Первым, кого она встретила, выходя из дому, был почтальон. Она получила только письмецо, тоненькое и пустяковое.
— Денежных переводов нет? — спросила она машинально.
— Нет, Барышня. Теперь такого не водится.
Она взглянула на почтальона. Старое, красное, изможденное, хорошо знакомое лицо. И гляди-ка, сегодня он лукаво улыбается, желтые глаза поблескивают дерзко и многозначительно. Так радуются и мстят маленькие люди из подневольных, когда им представляется такая возможность. Барышня резко повернулась и пошла в город.
Однако и на улице ей бросались в глаза подобные лица. Она не могла бы сказать какие, но явно изменившиеся. И по этим лицам, словно каждое лицо — буква, она медленно, точно по слогам, читала, в чем состоит необычность сегодняшнего дня, пока наконец в ее голове молнией не сверкнуло кощунственное открытие: нет денег, деньги исчезли, они ничего не стоят и не существуют нигде и ни в каком виде!
Барышня почувствовала, как изнутри в темя ее что-то сильно ударило, в глазах потемнело, рот сам собой открылся. Она остановилась посреди улицы. Потом, вспомнив вдруг о своей кассе, книгах и счетах, ринулась вперед.
В лавку влетела, словно там занялся пожар, дрожащими руками отперла кассу и, ничего не видя от волнения, провела рукой по пустым ящикам и голым стальным стенкам. Позвала счетовода Весо. Конечно, когда он нужен, его никогда нет на месте. Или вместе с деньгами исчез и счетовод, и все, что с ними связано?
Она выбежала на улицу и стала звать Весо, полицию, все равно кого — только чтоб спросить, что это происходит с ней и с миром. Она кричала, била себя кулаком в грудь и голову, не чувствуя боли. Никто не отзывался, никто не обращал на нее внимания. Она двинулась по улице в поисках людей.
Шла от лавки к лавке. Всюду было одно и то же. Никто ничего не продавал и не покупал за деньги. А на нее все смотрели с легкой усмешкой, как на чудачку или дурочку, не знающую того, что все давно уже знают. И с каждым шагом, с каждым вопросом и каждым ответом ей все яснее и неопровержимей открывалось истинное положение вещей: денег больше нет. Да, деньги исчезли как ненужная, потерявшая ценность вещь. Во всей стране нет ни одного крейцера. И все обходятся без них. Живут, работают, но без денег.
— Как же так, как же так? — бормотала Барышня,
— Так вот, — холодно и небрежно бросал из-за прилавка торговец, подобно тому как говорил раньше: «У нас твердые цены».
— А если кто одними деньгами занимался, деньгами торговал?..
Но стоило ей сделать попытку узнать побольше и попросить объяснения этого странного происшествия, похожего на безумный сон, как люди начинали щуриться, усмехаться — и обращались к своим делам. Лишь один купчишка, расставляя товар по полкам, кинул ей через плечо:
— Были да сплыли. Занимайся своим делом. И весь разговор.

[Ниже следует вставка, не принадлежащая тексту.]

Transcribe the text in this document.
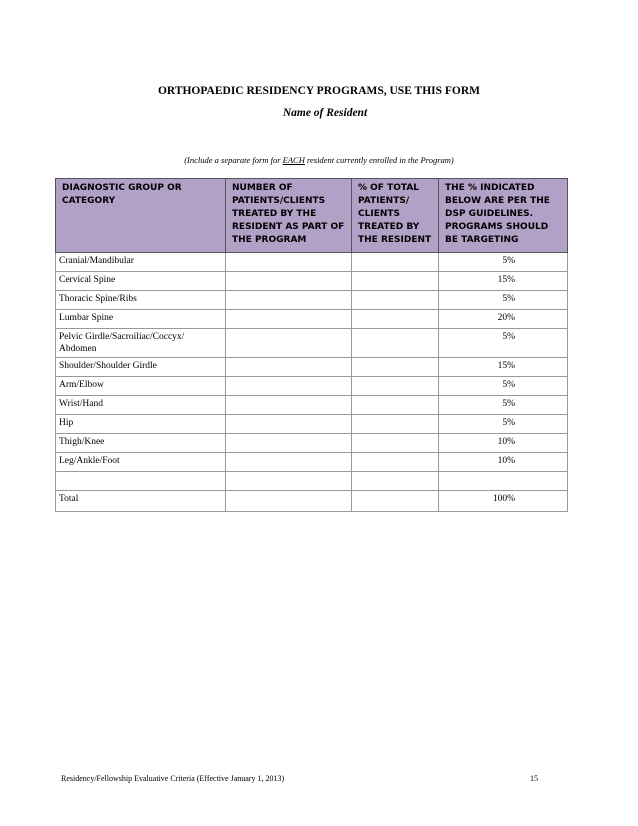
ORTHOPAEDIC RESIDENCY PROGRAMS, USE THIS FORM
Name of Resident
(Include a separate form for EACH resident currently enrolled in the Program)
DIAGNOSTIC GROUP OR CATEGORY	NUMBER OF PATIENTS/CLIENTS TREATED BY THE RESIDENT AS PART OF THE PROGRAM	% OF TOTAL PATIENTS/ CLIENTS TREATED BY THE RESIDENT	THE % INDICATED BELOW ARE PER THE DSP GUIDELINES. PROGRAMS SHOULD BE TARGETING
Cranial/Mandibular			5%
Cervical Spine			15%
Thoracic Spine/Ribs			5%
Lumbar Spine			20%
Pelvic Girdle/Sacroiliac/Coccyx/ Abdomen			5%
Shoulder/Shoulder Girdle			15%
Arm/Elbow			5%
Wrist/Hand			5%
Hip			5%
Thigh/Knee			10%
Leg/Ankle/Foot			10%

Total			100%
Residency/Fellowship Evaluative Criteria (Effective January 1, 2013)	15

— Какое дело может быть без денег? — спрашивала Барышня, стоя на перекрестке и плача, как заблудившийся ребенок.
Вот и она произнесла эти невероятные, немыслимые слова. Да, деньги исчезли с лица земли. Обокрали землю. Хотя нет не обокрали. Случилось нечто более чудовищное и страшное: исчезло понятие денег. Это слово потеряло смысл. Дукаты стали просто фишками, банкноты нашли свое место на свалке, как те рекламные листовки, которые раздают прохожим и которые они тут же бросают. Акции валяются среди старых иллюстрированных газет. Векселя — все равно что письма никому не ведомых покойников, непонятные, бессмысленные, никчемные. Кассовые книги с записями последних операций лежат мертвые и безгласные, словно каменные плиты, испещренные таинственными иероглифами.